Background: Chronic hepatitis C virus (HCV) is a leading cause of liver failure and cancer. Half of 3.5 million infected persons in the U.S. know their status, and 43% have access to care. Despite antivirals that make HCV curable, barriers persist including insufficient screening and late diagnosis. Many infected individuals access healthcare but are not tested until symptomatic.

In Baltimore, HCV is suspected to be underdiagnosed and undertreated. Recent data suggest 7% prevalence as compared to 1% nationally, and that 25% of patients would not be screened using current criteria.

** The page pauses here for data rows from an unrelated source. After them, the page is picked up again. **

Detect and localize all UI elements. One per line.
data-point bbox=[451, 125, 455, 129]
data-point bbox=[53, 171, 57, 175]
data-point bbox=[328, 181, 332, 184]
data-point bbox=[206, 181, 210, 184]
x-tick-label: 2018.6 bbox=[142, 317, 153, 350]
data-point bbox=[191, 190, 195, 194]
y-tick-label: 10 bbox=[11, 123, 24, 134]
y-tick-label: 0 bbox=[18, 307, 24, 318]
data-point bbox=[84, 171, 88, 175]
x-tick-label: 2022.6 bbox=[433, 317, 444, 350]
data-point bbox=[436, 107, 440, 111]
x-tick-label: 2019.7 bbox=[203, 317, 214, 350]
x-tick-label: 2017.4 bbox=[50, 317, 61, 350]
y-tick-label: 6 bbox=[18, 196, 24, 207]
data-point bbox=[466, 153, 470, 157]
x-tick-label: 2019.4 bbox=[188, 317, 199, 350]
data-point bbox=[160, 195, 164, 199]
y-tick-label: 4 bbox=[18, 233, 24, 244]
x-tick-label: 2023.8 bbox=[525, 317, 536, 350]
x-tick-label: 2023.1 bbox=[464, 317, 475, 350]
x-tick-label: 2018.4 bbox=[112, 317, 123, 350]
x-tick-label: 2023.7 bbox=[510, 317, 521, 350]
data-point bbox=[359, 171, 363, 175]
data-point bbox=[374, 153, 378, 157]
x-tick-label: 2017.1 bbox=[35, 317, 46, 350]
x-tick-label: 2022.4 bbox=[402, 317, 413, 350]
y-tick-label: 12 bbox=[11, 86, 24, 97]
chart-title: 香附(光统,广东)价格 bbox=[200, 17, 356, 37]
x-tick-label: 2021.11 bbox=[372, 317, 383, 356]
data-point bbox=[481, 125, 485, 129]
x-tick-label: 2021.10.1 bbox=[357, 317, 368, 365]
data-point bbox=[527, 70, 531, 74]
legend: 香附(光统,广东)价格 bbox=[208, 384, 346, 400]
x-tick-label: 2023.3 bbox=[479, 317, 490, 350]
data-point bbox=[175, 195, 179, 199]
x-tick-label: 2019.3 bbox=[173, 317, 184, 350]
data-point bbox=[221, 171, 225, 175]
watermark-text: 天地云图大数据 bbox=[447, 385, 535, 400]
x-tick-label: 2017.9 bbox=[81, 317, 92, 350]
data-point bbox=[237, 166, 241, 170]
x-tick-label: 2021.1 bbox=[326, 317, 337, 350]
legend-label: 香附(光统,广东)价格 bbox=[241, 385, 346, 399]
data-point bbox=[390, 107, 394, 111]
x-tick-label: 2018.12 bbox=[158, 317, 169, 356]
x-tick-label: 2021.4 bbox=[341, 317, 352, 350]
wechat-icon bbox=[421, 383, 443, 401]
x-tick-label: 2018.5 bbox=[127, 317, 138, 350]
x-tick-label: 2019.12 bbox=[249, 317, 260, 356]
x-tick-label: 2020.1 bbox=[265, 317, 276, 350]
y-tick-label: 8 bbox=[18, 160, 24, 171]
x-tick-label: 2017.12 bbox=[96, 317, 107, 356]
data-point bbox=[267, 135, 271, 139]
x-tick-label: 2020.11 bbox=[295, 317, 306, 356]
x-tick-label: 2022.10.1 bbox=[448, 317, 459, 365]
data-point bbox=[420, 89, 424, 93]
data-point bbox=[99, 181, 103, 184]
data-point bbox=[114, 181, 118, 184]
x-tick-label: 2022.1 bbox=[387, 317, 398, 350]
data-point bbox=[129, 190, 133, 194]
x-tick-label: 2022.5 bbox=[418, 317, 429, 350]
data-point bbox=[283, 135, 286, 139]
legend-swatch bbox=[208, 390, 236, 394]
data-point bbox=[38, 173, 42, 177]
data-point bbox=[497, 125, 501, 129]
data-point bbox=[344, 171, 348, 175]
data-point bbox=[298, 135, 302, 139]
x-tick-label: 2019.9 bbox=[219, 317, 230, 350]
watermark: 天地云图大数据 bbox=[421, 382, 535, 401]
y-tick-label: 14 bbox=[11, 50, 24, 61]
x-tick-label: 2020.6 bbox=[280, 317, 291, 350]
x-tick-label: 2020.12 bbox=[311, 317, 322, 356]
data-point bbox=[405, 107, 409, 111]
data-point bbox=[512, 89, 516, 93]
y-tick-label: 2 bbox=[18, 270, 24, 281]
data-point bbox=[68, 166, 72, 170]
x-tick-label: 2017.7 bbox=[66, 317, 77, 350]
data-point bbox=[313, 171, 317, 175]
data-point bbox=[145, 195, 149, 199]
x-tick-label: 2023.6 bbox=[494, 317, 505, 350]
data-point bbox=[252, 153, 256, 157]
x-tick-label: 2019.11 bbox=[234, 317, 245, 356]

Purpose: Hospitals can address missed opportunities for HCV diagnosis and linkage to care. A program was implemented to routinely offer HCV testing to patients admitted to the Departments of Medicine and Family Medicine (DOM/FM). Without testing confirmation of chronic HCV, patients cannot be linked to care. Through universal screening, the aim was to increase the proportion of patients tested and connected to care. Further, patients with known HCV admitted to DOM/FM and four surgical services were offered linkage to outpatient care.

Description: A multidisciplinary, routine HIV testing program provided the infrastructure to integrate routine HCV testing. Streamlining the two programs was balanced with customization for differences in HIV/HCV testing guidelines. Limited national routine HCV testing experience required innovative protocol development. Without consensus on repeat testing, policies were developed for identifying ongoing risk and appropriate screening intervals. Additionally, the potential to achieve cure presented new process considerations for people at risk for reinfection.

Recognizing the potentially high number of patients needing care, a clear linkage process was vital. Referral algorithms were created based on HIV co-infection and care needs and established milestones for follow-up. Processes were devised to track patients lost to follow-up and aid concurrent efforts to build city surveillance.

Physicians and nurses were educated on the integrated protocol. Daily/monthly reports are reviewed to reinforce program goals and ensure continuous quality improvement. Screening rates were compared to the prior 12 months. In the first 3 months post-intervention, 160 (15%) patients were screened. Screening continues to increase and confirmation testing has improved. Of those with a reactive antibody test, 54% received viral load confirmation compared to 30% pre-intervention. HCV rates are high at 18% chronic HCV and 13% unconfirmed chronic HCV. Of 87 previously positive patients encountered, 68% were out of care.

Conclusions: By removing barriers to identifying infection, access to HCV care will improve, ultimately decreasing HCV morbidity and mortality in Baltimore.